Инайет Гирей узнал о гибели братьев через день. Через неделю ему донесли: султан Мурад IV приказал верховному визирю и Дивану в течение дня решить вопрос, кому из Гиреев вручить ханский халат.

Мурада склоняли к тому, чтобы он проявил свою высочайшую милость к сыну хана Селямет Гирея - Бегадыру. О Бегадыре одобрительно говорил кизляр-агасси - главный евнух, начальник султанского гарема и черных евнухов95, третье по важности лицо в империи после великого визиря и великого муфти. О Бегадыре замолвила словечко шассени-султан - самая любимая из семи официальных жен. А Василий Лупу, превознося достоинства Бегадыра, похвалил и его стихи.

- Стихи? - удивился Мурад. - Бегадыр сочиняет стихи? Я бы хотел послушать их.

- Государь, мне запомнилось одно стихотворение. Во время моей встречи с Бегадыром мне пришлось выслушать целую книгу. Впрочем, я слушал с удовольствием. Вот эти стихи: “Сладчайший соловей - душа весенней розы”.

- Довольно, - остановил Мурад. - Я люблю другую поэзию, но эта безобидней… Хан, который пишет стихи? Что ж, в наши дни это, пожалуй, не порок, а благо…
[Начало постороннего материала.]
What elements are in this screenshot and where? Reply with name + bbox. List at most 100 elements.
О Бегадыре говорили потом султану многие. Это были отблески желтых бриллиантов, исчезнувших в сокровищнице Кёзем-султан. Мурад понимал, откуда дуют ветры, но он не противился им. Он уже решил участь Бегадыра. И все же беспокойство жило в нем. Пригласил к себе наложницу, которая обещала ему родить сына. Ее звали Дильрукеш. Обласканная султаном, она теперь была в гареме первой.